Esta mulher não é também a do texto original, que acaba o telefonema vergada ao peso do amor que ainda sente, e sentirá sempre, pelo homem que a deixou. Pelo contrário, é uma típica mulher de Almodóvar, impulsiva e excessiva, de comportamentos drásticos e gestos melodramáticos, que ora tenta suicidar-se com barbitúricos (o cão salva-a, qual Lassie), ora vai comprar um machado para reduzir a tiras um fato do amante. E que no final, em vez de ficar a carpir o seu infortúnio, pega fogo à casa (e não apenas à cama, como a Pepa de Carmen Maura em “Mulheres à Beira de um Ataque de Nervos”), reduz o passado a cinzas, fica com o canídeo e vai continuar a viver. E, quem sabe, amar outra vez.

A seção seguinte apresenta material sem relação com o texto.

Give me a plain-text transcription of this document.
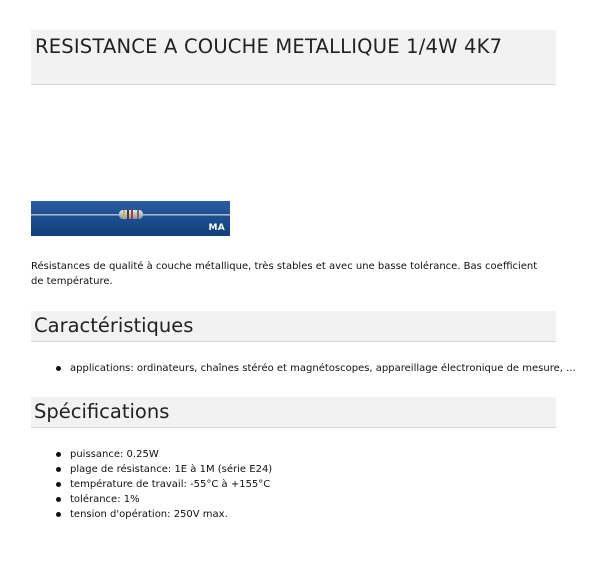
RESISTANCE A COUCHE METALLIQUE 1/4W 4K7
MA

Résistances de qualité à couche métallique, très stables et avec une basse tolérance. Bas coefficient de température.

Caractéristiques
applications: ordinateurs, chaînes stéréo et magnétoscopes, appareillage électronique de mesure, ...
Spécifications
puissance: 0.25W
plage de résistance: 1E à 1M (série E24)
température de travail: -55°C à +155°C
tolérance: 1%
tension d'opération: 250V max.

É pena que, para protagonizar este miniatura iconoclasta, nervosenta, “kitschy” e de personalidade “feminista” (ela reflete também uma certa ideia da situação e da representação da mulher, predominante nos tempos que correm) e seu primeiro filme em inglês, Pedro Almodóvar não tenha escolhido uma atriz mais carnal, sedutora e feminina do que Tilda Swinton. “A Voz Humana” é complementado por uma entrevista feita pelo crítico inglês Mark Kermode ao realizador e à atriz, em que Almodóvar diz, a certa altura, querer muito voltar a dirigir Swinton noutro filme. Felizmente, não há traço dela no elenco da sua nova longa-metragem, “Madres Paralelas”.